Berlin's public administration is sitting on a growing problem it cannot quite see: thousands of duplicate images embedded in the city's digital property and housing records, creating errors that cascade from Bürgeramt counters in Mitte all the way to rent tribunals in Neukölln. The Senate Department for Urban Development and Housing has acknowledged the need to clean up its digital cadastral systems, though the full scale of the duplication problem across the Liegenschaftsdatei — the city's official property register — has not been publicly quantified.
The timing matters. Berlin is in the middle of a fraught political debate over rent caps, with the SPD-led coalition under pressure to revive a version of the Mietendeckel after the Federal Constitutional Court struck down the last attempt. Accurate, clean property data is the administrative backbone of any rent regulation scheme. When the underlying image records — floor plan scans, building facade photographs, structural documentation — are duplicated or mislinked, assessors end up working from conflicting files. That produces inconsistent Mietspiegel valuations, the comparative rent index that directly sets the ceiling on what landlords can charge.
Where the Problem Shows Up on the Ground
The practical consequences land hardest in districts with older building stock and high tenant density. In Kreuzberg, residents appealing rent increases through the Berliner Mieterverein — Germany's largest tenants' association, with more than 170,000 members — have reported delays of up to fourteen weeks in getting assessments resolved when building documentation contains conflicting image files. The Mieterverein has flagged data quality as a structural problem in its annual reports, though it stops short of attributing specific case delays to image duplication alone.
At the Bezirksamt Friedrichshain-Kreuzberg on Yorckstraße, staff processing Baugenehmigungen — building permits — rely on digitised architectural drawings that were bulk-scanned from paper archives over a decade ago. That 2013-to-2016 scanning programme, run under the city's E-Government initiative, was completed under time pressure and without a systematic deduplication pass. Multiple versions of the same floor plan scan, sometimes with different metadata stamps, can appear in the same file folder for a single property. A clerk must manually identify and reconcile them before a permit decision can proceed. On complex renovation applications, that adds days to each case.
The BVG infrastructure expansion compounds the problem. As the transit authority pushes forward with new U-Bahn extensions — including planning work connected to the U7 corridor through Spandau — project planners need to cross-reference property boundary images with underground easement records. Duplicate or mislabelled images in the Senatsverwaltung für Stadtentwicklung's GIS layers have, according to procurement documents published in the Berlin Abgeordnetenhaus, required contractors to commission fresh surveys rather than rely on existing digital assets. One 2025 procurement notice cited image data reconciliation as a line-item cost.
What the City Is — and Isn't — Doing
The Senate Department announced in March 2026 that it would allocate €4.2 million to a database modernisation programme running through the end of 2027, which includes a deduplication component for the Liegenschaftsdatei. The contract was awarded to a consortium including the Berlin-based public-sector IT provider ITDZ Berlin. The work is scheduled in phases, with cadastral image records in the first phase and housing assessment photography in the second.

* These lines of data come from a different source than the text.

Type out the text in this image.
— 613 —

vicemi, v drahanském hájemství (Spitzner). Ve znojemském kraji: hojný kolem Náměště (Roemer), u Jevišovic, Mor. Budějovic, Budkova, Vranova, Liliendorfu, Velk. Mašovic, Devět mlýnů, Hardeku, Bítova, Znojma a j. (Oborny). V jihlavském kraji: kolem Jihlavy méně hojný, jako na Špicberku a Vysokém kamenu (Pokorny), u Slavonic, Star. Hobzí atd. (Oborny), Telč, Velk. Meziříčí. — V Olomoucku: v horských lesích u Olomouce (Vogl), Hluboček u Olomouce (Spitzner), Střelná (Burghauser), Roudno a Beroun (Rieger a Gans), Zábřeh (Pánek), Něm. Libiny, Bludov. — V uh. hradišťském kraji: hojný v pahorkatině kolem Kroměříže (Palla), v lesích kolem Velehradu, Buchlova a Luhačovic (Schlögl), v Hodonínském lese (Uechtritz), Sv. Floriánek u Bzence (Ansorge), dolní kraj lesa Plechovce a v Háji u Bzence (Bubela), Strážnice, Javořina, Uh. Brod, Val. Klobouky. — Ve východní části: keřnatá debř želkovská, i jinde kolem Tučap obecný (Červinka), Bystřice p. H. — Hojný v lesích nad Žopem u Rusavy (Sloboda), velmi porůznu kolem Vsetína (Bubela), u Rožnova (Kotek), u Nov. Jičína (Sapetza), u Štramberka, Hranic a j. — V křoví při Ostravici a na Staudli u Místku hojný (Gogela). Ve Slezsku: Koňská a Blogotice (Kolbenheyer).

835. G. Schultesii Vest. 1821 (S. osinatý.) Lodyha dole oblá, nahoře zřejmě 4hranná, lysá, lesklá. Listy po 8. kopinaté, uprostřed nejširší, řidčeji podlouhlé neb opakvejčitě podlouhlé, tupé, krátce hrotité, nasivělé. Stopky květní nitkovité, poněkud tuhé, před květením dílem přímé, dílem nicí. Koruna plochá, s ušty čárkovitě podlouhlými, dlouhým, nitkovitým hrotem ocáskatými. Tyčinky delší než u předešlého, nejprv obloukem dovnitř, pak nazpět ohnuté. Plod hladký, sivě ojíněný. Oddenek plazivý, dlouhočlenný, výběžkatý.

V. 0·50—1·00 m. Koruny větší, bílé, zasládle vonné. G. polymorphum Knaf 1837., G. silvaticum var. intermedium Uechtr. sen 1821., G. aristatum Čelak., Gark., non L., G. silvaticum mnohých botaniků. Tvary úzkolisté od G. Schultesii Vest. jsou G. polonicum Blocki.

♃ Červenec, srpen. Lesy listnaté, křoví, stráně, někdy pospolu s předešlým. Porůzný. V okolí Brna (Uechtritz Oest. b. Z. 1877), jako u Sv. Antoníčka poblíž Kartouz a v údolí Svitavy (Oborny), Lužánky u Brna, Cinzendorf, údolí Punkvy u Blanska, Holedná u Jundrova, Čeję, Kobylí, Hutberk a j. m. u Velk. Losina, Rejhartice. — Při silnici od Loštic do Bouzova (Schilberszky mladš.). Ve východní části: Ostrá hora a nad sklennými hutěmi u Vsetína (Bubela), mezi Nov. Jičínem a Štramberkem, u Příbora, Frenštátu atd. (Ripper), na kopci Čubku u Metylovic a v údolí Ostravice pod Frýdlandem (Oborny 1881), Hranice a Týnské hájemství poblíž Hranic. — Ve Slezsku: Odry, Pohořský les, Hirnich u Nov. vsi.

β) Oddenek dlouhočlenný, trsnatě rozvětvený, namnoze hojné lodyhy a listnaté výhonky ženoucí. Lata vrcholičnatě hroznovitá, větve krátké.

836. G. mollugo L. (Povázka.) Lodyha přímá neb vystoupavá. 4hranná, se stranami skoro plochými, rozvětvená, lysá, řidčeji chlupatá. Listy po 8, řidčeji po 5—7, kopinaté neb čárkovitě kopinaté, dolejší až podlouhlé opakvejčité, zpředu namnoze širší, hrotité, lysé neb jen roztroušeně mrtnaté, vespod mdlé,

That timeline, however, offers little immediate relief. Residents dealing with rent disputes or permit delays right now should take specific steps. The Berliner Mieterverein offers free initial consultations at its offices on Spichernstraße in Wilmersdorf and can request a formal review if an assessment appears to rest on contradictory building documentation. Anyone whose Baugenehmigung has stalled at a Bezirksamt can file a formal Untätigkeitsklage — an inaction complaint — after three months of no decision, a right codified in the Verwaltungsgerichtsordnung. The administrative courts in Berlin processed roughly 12,400 such cases in 2024, according to figures published by the Berliner Senatsverwaltung für Justiz.
The deduplication work is unglamorous. It does not make headlines the way a rent cap debate does. But clean data is the precondition for every housing policy the city wants to run — and right now, Berlin's records are telling the same story twice, badly.